Using the term "Intellectual Property" would be the same as using the term "patents on computer implemented inventions" instead of "software patents". You're using a term created by lobbyists with a certain agenda and that agenda is deeply embedded in the term. If we keep using the term, I think we have already lost half the battle. The problem is that "IP" is very different from real property. We might see that, most other people don't, and that's why we have to make it clear that it isn't like real property.
You can actually try to define "IP" to some (for politicians too difficult to understand) 3 lines long definition, but that doesn't change anything in the minds of decision-makers. They will about it as property and act that way.
The best example of the effect of the use of the term "Intellectual Property" is when you compare the dead EU constitution with the US constitution (when the term "Intellectual Property" did not exist). The EU constitution says:
"Intellectual property shall be protected"
Of course, that's logical, if you call it property.
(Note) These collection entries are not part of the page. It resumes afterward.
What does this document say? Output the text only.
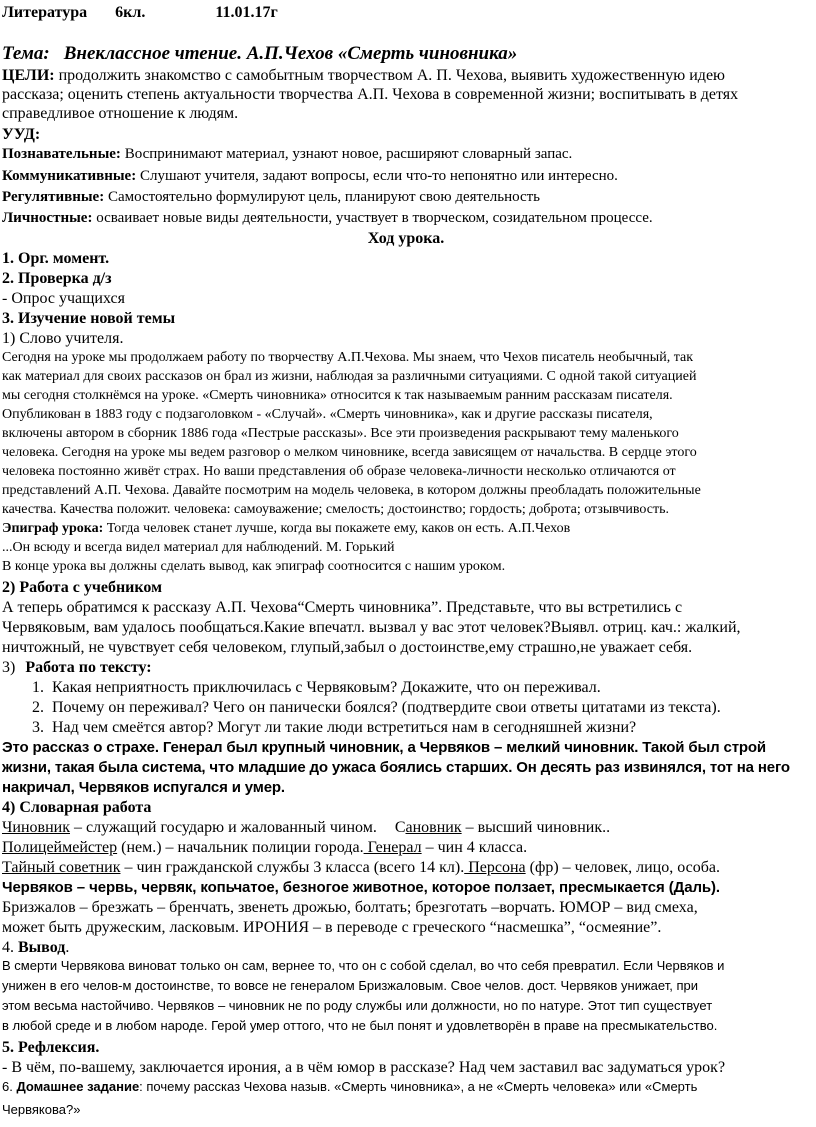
Литература 6кл.	11.01.17г
Тема: Внеклассное чтение. А.П.Чехов «Смерть чиновника»
ЦЕЛИ: продолжить знакомство с самобытным творчеством А. П. Чехова, выявить художественную идею
рассказа; оценить степень актуальности творчества А.П. Чехова в современной жизни; воспитывать в детях
справедливое отношение к людям.
УУД:
Познавательные: Воспринимают материал, узнают новое, расширяют словарный запас.
Коммуникативные: Слушают учителя, задают вопросы, если что-то непонятно или интересно.
Регулятивные: Самостоятельно формулируют цель, планируют свою деятельность
Личностные: осваивает новые виды деятельности, участвует в творческом, созидательном процессе.
Ход урока.
1. Орг. момент.
2. Проверка д/з
- Опрос учащихся
3. Изучение новой темы
1) Слово учителя.
Сегодня на уроке мы продолжаем работу по творчеству А.П.Чехова. Мы знаем, что Чехов писатель необычный, так
как материал для своих рассказов он брал из жизни, наблюдая за различными ситуациями. С одной такой ситуацией
мы сегодня столкнёмся на уроке. «Смерть чиновника» относится к так называемым ранним рассказам писателя.
Опубликован в 1883 году с подзаголовком - «Случай». «Смерть чиновника», как и другие рассказы писателя,
включены автором в сборник 1886 года «Пестрые рассказы». Все эти произведения раскрывают тему маленького
человека. Сегодня на уроке мы ведем разговор о мелком чиновнике, всегда зависящем от начальства. В сердце этого
человека постоянно живёт страх. Но ваши представления об образе человека-личности несколько отличаются от
представлений А.П. Чехова. Давайте посмотрим на модель человека, в котором должны преобладать положительные
качества. Качества положит. человека: самоуважение; смелость; достоинство; гордость; доброта; отзывчивость.
Эпиграф урока: Тогда человек станет лучше, когда вы покажете ему, каков он есть. А.П.Чехов
...Он всюду и всегда видел материал для наблюдений. М. Горький
В конце урока вы должны сделать вывод, как эпиграф соотносится с нашим уроком.
2) Работа с учебником
А теперь обратимся к рассказу А.П. Чехова“Смерть чиновника”. Представьте, что вы встретились с
Червяковым, вам удалось пообщаться.Какие впечатл. вызвал у вас этот человек?Выявл. отриц. кач.: жалкий,
ничтожный, не чувствует себя человеком, глупый,забыл о достоинстве,ему страшно,не уважает себя.
3) Работа по тексту:
1. Какая неприятность приключилась с Червяковым? Докажите, что он переживал.
2. Почему он переживал? Чего он панически боялся? (подтвердите свои ответы цитатами из текста).
3. Над чем смеётся автор? Могут ли такие люди встретиться нам в сегодняшней жизни?
Это рассказ о страхе. Генерал был крупный чиновник, а Червяков – мелкий чиновник. Такой был строй
жизни, такая была система, что младшие до ужаса боялись старших. Он десять раз извинялся, тот на него
накричал, Червяков испугался и умер.
4) Словарная работа
Чиновник – служащий государю и жалованный чином. Сановник – высший чиновник..
Полицеймейстер (нем.) – начальник полиции города. Генерал – чин 4 класса.
Тайный советник – чин гражданской службы 3 класса (всего 14 кл). Персона (фр) – человек, лицо, особа.
Червяков – червь, червяк, копьчатое, безногое животное, которое ползает, пресмыкается (Даль).
Бризжалов – брезжать – бренчать, звенеть дрожью, болтать; брезготать –ворчать. ЮМОР – вид смеха,
может быть дружеским, ласковым. ИРОНИЯ – в переводе с греческого “насмешка”, “осмеяние”.
4. Вывод.
В смерти Червякова виноват только он сам, вернее то, что он с собой сделал, во что себя превратил. Если Червяков и
унижен в его челов-м достоинстве, то вовсе не генералом Бризжаловым. Свое челов. дост. Червяков унижает, при
этом весьма настойчиво. Червяков – чиновник не по роду службы или должности, но по натуре. Этот тип существует
в любой среде и в любом народе. Герой умер оттого, что не был понят и удовлетворён в праве на пресмыкательство.
5. Рефлексия.
- В чём, по-вашему, заключается ирония, а в чём юмор в рассказе? Над чем заставил вас задуматься урок?
6. Домашнее задание: почему рассказ Чехова назыв. «Смерть чиновника», а не «Смерть человека» или «Смерть
Червякова?»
Now the US constitution:
"The Congress shall have power to promote the Progress of Science and useful Arts, by securing for limited Times to Authors and Inventors the exclusive Right to their respective Writings and Discoveries."
I think the difference is quite clear.
The question whether to use the term "Intellectual Property" is not about whether the term is correct or you can find some academic definition for it. It's the question about what your goals are. Do you want decision-makers to think about copyright/patents/etc as property? By using the term "Intellectual Property" they will. And things like IPRED are just a logical continuation of thinking about knowledge and culture as "property".
If you look at the viewpoints we're trying to convince others of, using the term "Intellectual Property" is counter-productive.